Este hecho es el punto de partida que eligió el periodista del New York Times, Patrick Radden Keefe para abordar el entramado de terror y silencio que convirtió Irlanda del Norte en zona de guerra. El libro No digas nada es un crónica demoledora que se lee como un novela de suspense. Relata la investigación periodística del caso McConville y, de paso, aborda el misterio de cómo ciertas personas y una comunidad entera llegan a fanatizarse por una idea y a justificar la violencia hasta sus últimas consecuencias. Nadie fue juzgado nunca por ese crimen. Pero todos los testimonios apuntaban en la misma dirección. Gerry Adams, el líder del Sinn Féin, brazo político del IRA, sin embargo, siempre negó haber dado la orden.

Hace cuatro años, en 2017, el político norirlandés anunció que se retiraba y cedía el testigo a Mary Lou McDonald, una graduada en literatura, especializada en Samuel Beckett, que llegó a la mayoría de edad política después de los acuerdos de Viernes Santo y, que por tanto, no tenía un pasado paramilitar. El caso del IRA no es igual al de ETA por muchas razones políticas que todos conocemos. Pero hay elementos comunes. Eduardo Madina describe el País Vasco en el que creció como una mezcla entre Manchester y Belfast. Un marco de decadencia industrial combinado con terrorismo de alta intensidad. Lluvia, hierro y rock&roll, como en el libro de Álvaro Heras-Gröh. Tampoco la figura de Gerry Adams admite mucha comparación con la de Arnaldo Otegi. Aunque desde el punto de vista de los dilemas morales, hay paralelismos.

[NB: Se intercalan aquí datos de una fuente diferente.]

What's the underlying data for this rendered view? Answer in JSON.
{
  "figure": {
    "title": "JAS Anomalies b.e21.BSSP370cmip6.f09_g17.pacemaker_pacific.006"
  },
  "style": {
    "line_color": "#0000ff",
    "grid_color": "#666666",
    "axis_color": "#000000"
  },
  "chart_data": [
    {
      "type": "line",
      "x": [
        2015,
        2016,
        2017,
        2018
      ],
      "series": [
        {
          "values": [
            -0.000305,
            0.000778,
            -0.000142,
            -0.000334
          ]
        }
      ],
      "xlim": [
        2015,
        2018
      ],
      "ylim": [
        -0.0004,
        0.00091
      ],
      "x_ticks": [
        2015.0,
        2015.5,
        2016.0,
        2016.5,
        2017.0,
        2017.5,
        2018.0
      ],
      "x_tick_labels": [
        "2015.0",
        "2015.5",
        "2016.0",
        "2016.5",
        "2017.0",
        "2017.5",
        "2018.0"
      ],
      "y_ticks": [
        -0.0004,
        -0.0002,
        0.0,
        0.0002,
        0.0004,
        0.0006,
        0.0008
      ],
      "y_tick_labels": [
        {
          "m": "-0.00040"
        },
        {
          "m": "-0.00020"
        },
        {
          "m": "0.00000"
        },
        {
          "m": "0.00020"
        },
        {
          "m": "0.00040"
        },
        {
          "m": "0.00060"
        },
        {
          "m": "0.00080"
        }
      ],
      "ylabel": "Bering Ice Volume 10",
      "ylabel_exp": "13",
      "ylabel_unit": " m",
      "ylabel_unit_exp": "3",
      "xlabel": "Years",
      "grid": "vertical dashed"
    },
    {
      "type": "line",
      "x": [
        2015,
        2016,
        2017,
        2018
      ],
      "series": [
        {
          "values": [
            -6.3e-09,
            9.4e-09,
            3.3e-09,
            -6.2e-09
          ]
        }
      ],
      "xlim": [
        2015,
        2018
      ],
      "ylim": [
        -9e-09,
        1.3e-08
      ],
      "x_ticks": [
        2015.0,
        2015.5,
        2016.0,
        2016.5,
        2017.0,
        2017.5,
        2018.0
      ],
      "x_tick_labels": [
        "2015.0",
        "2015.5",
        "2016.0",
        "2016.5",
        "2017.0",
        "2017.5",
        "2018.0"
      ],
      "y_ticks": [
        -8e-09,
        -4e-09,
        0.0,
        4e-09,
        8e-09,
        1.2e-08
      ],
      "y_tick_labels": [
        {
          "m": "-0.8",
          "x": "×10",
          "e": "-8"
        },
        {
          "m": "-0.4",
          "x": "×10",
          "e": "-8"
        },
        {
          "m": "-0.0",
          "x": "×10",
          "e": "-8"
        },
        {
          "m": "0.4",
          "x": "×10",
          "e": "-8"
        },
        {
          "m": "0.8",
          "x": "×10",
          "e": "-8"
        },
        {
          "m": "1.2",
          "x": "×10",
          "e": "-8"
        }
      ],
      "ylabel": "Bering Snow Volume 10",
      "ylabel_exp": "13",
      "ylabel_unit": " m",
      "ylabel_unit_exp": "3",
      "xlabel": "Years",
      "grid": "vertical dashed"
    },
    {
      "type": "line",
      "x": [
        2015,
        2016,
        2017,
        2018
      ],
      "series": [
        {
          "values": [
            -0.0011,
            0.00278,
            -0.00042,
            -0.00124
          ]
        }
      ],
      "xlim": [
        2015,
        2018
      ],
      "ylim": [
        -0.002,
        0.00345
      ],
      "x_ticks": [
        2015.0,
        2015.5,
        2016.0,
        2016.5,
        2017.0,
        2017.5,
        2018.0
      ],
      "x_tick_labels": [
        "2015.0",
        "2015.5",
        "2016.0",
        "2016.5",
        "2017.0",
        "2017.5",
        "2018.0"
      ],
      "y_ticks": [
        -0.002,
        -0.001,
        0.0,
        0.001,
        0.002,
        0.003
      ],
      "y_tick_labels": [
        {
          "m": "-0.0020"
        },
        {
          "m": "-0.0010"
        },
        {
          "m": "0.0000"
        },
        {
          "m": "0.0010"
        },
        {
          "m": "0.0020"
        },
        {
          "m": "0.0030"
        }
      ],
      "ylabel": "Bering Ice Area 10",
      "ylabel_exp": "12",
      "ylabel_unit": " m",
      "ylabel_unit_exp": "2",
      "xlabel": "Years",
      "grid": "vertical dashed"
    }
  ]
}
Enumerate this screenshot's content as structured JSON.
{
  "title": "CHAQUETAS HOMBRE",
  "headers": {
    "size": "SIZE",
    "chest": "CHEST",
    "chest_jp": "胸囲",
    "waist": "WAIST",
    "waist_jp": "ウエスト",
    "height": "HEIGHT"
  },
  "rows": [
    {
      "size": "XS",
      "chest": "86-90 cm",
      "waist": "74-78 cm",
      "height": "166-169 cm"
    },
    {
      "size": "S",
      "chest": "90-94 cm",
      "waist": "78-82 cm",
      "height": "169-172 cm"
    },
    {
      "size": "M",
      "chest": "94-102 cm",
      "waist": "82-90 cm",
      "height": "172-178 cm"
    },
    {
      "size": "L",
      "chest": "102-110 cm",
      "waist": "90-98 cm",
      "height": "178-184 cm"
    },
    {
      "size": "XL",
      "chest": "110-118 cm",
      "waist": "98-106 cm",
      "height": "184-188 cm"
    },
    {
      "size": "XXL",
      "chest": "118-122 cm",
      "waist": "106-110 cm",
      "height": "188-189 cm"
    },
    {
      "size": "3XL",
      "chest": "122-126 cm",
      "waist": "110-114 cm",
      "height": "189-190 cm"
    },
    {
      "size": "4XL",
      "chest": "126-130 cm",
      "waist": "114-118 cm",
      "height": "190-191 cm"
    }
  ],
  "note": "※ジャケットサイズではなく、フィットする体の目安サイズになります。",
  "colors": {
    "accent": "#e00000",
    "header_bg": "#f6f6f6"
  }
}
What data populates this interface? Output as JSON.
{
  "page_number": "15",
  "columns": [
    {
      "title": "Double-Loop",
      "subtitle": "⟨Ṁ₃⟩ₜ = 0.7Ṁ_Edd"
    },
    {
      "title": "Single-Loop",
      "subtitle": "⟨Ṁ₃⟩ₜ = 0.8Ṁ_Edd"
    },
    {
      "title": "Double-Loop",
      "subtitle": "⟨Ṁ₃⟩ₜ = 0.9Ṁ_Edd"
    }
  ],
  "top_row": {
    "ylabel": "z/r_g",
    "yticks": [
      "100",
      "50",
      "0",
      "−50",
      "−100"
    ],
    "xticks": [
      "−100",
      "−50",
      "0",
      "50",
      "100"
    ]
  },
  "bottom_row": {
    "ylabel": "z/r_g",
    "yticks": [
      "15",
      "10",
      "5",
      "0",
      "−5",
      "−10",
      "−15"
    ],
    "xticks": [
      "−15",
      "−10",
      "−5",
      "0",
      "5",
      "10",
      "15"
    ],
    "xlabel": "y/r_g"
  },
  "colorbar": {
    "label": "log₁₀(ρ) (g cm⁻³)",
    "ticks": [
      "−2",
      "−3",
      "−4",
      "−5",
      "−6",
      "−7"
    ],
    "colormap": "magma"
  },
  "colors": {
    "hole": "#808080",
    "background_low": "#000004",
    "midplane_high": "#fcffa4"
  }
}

Hace diez años que ETA fue derrotada por el estado de derecho. Nadie duda del papel del coordinador de Bildu para allanar las últimas resistencias dentro de la banda hacia el abandono definitivo de las armas. Sus palabras la semana pasada con motivo de la efeméride abrieron la caja de los truenos. Ahora que ha bajado un poco el ruido de la sobreactuación política, quizá sea el momento de reflexionar. Ninguna persona sensata puede estar en contra de que la izquierda abertzale reconozca el daño causado, sienta de corazón el dolor de las víctimas y se comprometa a mitigarlo. Aunque entiendo a los que no se fían de esas palabras. El perdón es una cuestión individual. Atañe a cada cual. Pero la convivencia es un asunto colectivo que nos incumbe a todos.

Me refiero a la necesidad de crear un espacio de reconciliación en el País Vasco, como plantean desde distintos enfoques: Maixabel Laza, en la película de Icíar Bollaín, Fernando Aramburu, en Patria, o Eduardo Madina y Borja Sémper en Todos los futuros perdidos.

El libro No digas nada es de esas lecturas que se te quedan dentro. La figura de Gerry Adams aparece retratada en todos sus ángulos y los hay muy escabrosos, créanme: un líder enigmático, maquiavélico y escurridizo que siempre se las apañó para caer de pie. Pistoleros lealistas estuvieron a punto de matarlo a tiros. El estado británico lo encarceló y lo torturó. En su última etapa, ayudó a allanar el camino hacia la paz, sin embargo su perfil destila una ambigüedad moral espeluznante. Supongo que en algunos momentos son necesarios tipos así. En Irlanda del Norte mucha gente pensaba que Adams aún «olía a explosivos». Él supo retirarse a tiempo. Arnaldo Otegi debería hacer lo mismo. No tanto por cortesía como por pudor. Sin más.